***

Когда мягкие солнечные лучи касались кожи, Ши Уду слабо морщился и, как часто бывало, отворачивался, неосознанно пытаясь укрыться. Казалось, они обжигали, но на безупречном нефрите никогда не оставалось ни единого алого следа. Младший брат же, напротив, заливисто смеялся и со слезящимися глазами вскидывал голову к небу, лишь бы поймать как можно больше стремительно ускользающего тепла. Он всегда был таким: веселым, беспечным и до глупости доверчивым, а Ши Уду, сколько бы лет ни прошло, ничего не мог с этим сделать, хотя порой чудилось, что не хотел.

Каким бы ярким ни было любое из небесных светил, улыбка Цинсюаня все равно сверкала ярче и приятно согревала заледеневшее сердце нежностью. Порывистым весенним ветром он раз за разом врывался, озаряя ею все вокруг, и так же быстро уходил, звеня напоследок смехом. Ши Уду, пускай смотрел строго и делал колкие замечания, даже сам себе порой признавался в том, что все-таки хотел бы открыто улыбнуться в ответ.

А позже, множество лет спустя, брат точно с такой же поразительной легкостью отыскал место рядом с Повелителем Земли, мрачным, нелюдимым и уж точно недостойным ни капли внимания. Да еще и глаза его, этого Мин И, раздражающе-золотые, сверкали слишком недобро, и неотесанная грубость сквозила в каждом движении. Но разве Повелитель Ветров когда-то прислушивался к предупреждениям? Разве умел быть осторожным хотя бы изредка?

— Ты не можешь запретить ему проводить время с тем, с кем он хочет, — заметил однажды Пэй Мин, когда очередная попытка вразумить Цинсюаня обернулась полным провалом. Ши Уду в ответ лишь молча поджимал губы.
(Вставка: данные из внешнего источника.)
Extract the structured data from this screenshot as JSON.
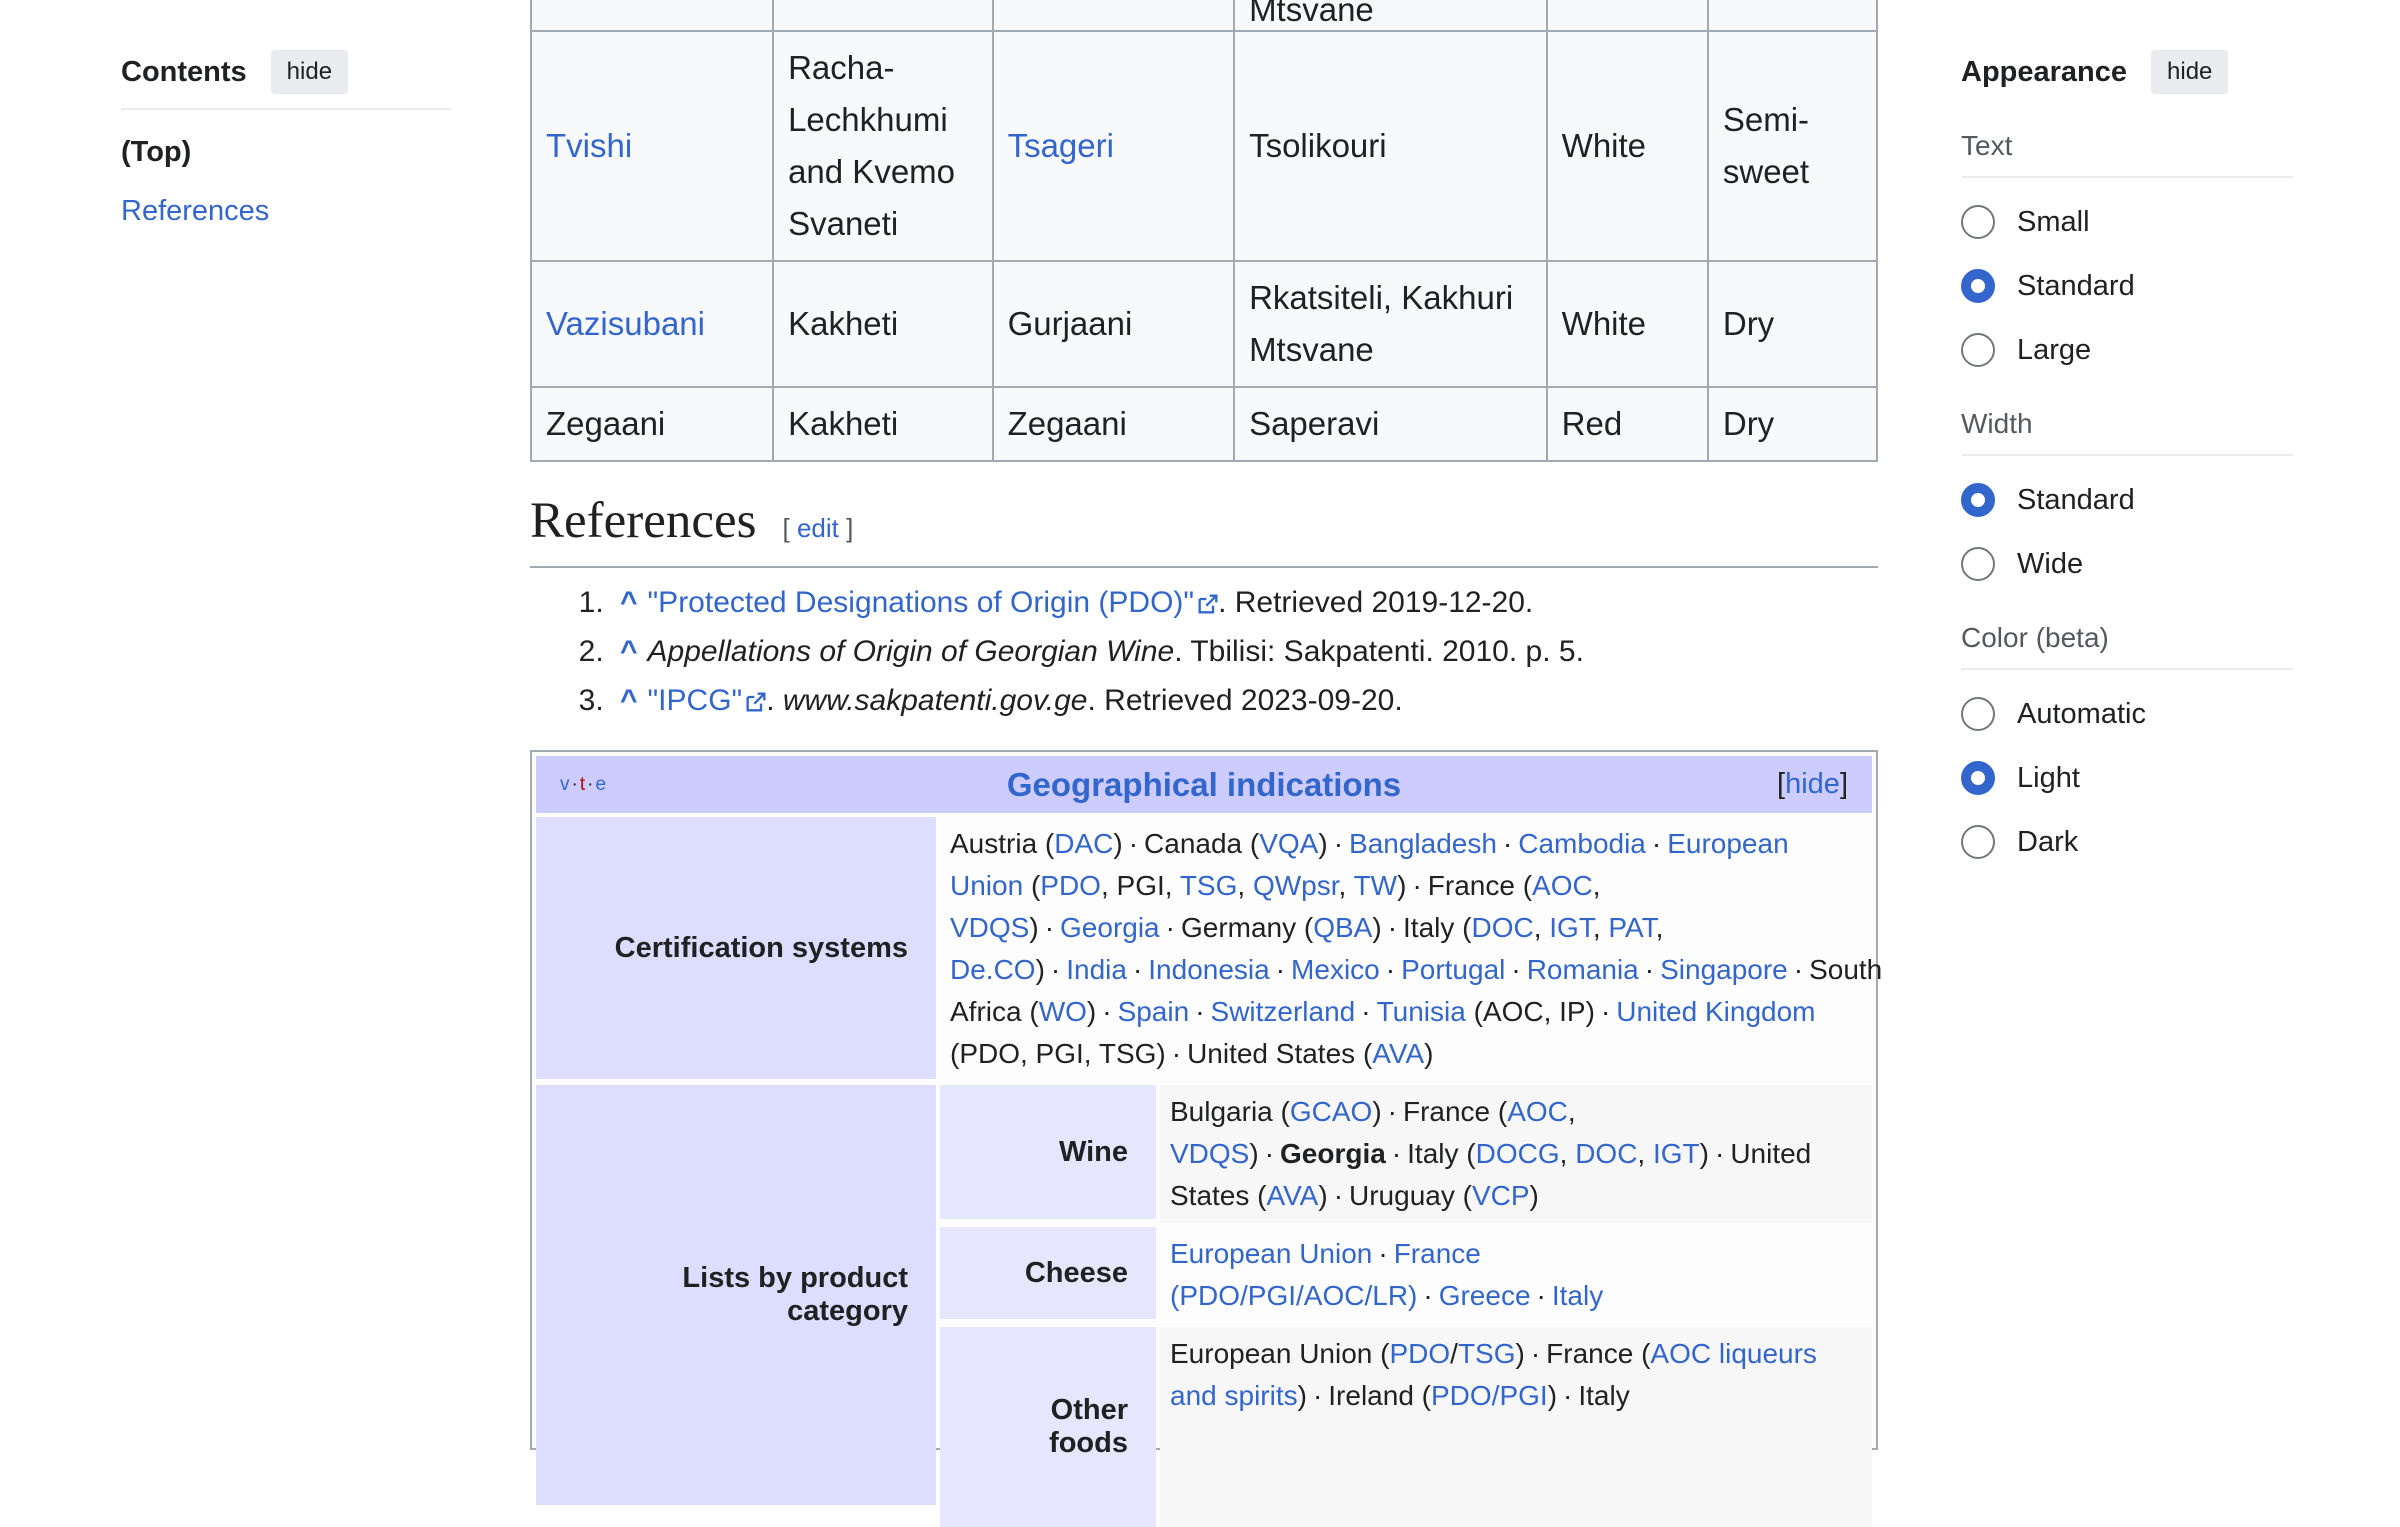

Пэй Мин, который уже давно стал едва ли не большей проблемой, чем непоседливый младший брат, привычным жестом положил руку на подбородок, изображая задумчивость. Мог бы ничего не говорить, не вмешиваться и попросту уйти, но почему-то по-прежнему оставался рядом и раз за разом придумывал совершенные глупости, в которых, впрочем, порой находилось зерно истины. Ши Уду отвернулся, крепко сжимая веер, и прикрыл глаза в попытке успокоить участившееся сердцебиение. Пэй Мину было вовсе не обязательно улыбаться: он сам по себе сиял точно солнце, сильное, яркое и куда более вездесущее, чем порывистый ветер. Его не прогнать, от него не уйти и не спрятаться, а если попробуешь — от жара никуда не деться.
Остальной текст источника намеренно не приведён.